After struggling to fall asleep on Saturday night, Shaun Hedden did what many people do on insomnia-riddled evenings: he put on Friends.
Mr Hedden, 41, grew up watching the show. He developed a particular fondness for Matthew Perry, both for his comic timing and their shared experience with
substance use addiction. Perry’s shock death at 54 devastated him.
“I really wanted the chance to go to a book signing and shake his hand and thank him because his book definitely kept me sober,” Mr Hedden told The Independent.
For two decades, Perry spoke openly about his experiences with substance use disorder, and worked to help others looking to recover. Since his death, a viral mishmash of quotes from Perry has been shared online amongst fans, showing his hopes that he’d be remembered more for his work combating the stigma of addiction than for his role on Friends.

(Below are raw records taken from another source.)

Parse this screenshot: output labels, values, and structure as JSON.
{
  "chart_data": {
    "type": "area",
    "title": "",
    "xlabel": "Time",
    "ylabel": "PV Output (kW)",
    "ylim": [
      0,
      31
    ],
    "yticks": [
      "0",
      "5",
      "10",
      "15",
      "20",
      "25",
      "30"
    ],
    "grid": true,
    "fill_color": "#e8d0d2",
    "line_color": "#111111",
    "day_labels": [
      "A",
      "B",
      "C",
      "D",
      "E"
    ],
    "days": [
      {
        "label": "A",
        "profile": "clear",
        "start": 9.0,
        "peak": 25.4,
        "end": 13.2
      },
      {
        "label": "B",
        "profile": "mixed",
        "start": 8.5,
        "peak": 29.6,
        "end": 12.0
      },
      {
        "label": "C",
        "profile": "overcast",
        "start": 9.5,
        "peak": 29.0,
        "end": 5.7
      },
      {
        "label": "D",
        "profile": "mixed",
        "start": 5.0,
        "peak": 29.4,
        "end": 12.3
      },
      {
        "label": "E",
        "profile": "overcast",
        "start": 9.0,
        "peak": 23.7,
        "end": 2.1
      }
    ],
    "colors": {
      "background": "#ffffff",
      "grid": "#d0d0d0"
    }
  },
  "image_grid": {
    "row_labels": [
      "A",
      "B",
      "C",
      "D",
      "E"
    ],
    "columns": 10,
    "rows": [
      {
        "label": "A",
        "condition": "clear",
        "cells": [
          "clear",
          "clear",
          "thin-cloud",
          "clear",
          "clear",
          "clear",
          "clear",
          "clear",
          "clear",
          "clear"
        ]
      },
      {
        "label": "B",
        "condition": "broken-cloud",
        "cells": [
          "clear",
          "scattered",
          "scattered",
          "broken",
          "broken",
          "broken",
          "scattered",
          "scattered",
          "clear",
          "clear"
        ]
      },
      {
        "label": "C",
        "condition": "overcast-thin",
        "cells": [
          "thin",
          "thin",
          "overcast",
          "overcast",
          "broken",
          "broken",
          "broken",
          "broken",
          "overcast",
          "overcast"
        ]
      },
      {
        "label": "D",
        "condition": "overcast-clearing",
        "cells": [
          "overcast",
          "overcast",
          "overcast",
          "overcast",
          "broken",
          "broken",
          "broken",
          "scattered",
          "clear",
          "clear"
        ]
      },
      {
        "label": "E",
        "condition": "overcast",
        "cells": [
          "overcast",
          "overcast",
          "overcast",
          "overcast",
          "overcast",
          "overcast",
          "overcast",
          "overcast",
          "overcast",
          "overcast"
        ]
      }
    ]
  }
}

“I’ve had a lot of ups and downs in my life and a lot of wonderful accolades,” Perry said in a 2015 interview with The Hollywood Reporter, “but the best thing about me is that if an alcoholic comes up to me and says, ‘Will you help me stop drinking?’ I will say, ‘Yes. I know how to do that.’ ”
His brutally honest 2022 memoir, Friends, Lovers, and the Big Terrible Thing, detailed his sobriety and relapses with substance abuse.
“I wanted to share when I was safe from going into the dark side of everything again,” Perry told People ahead of the book’s release. “And the main thing was, I was pretty certain that it would help people.”
And it did.
Mr Hedden, who has been sober since 2006, said that around this time last year, he was going through a “rough stretch” of his recovery when he decided to pick up Perry’s memoir and read it in one sitting.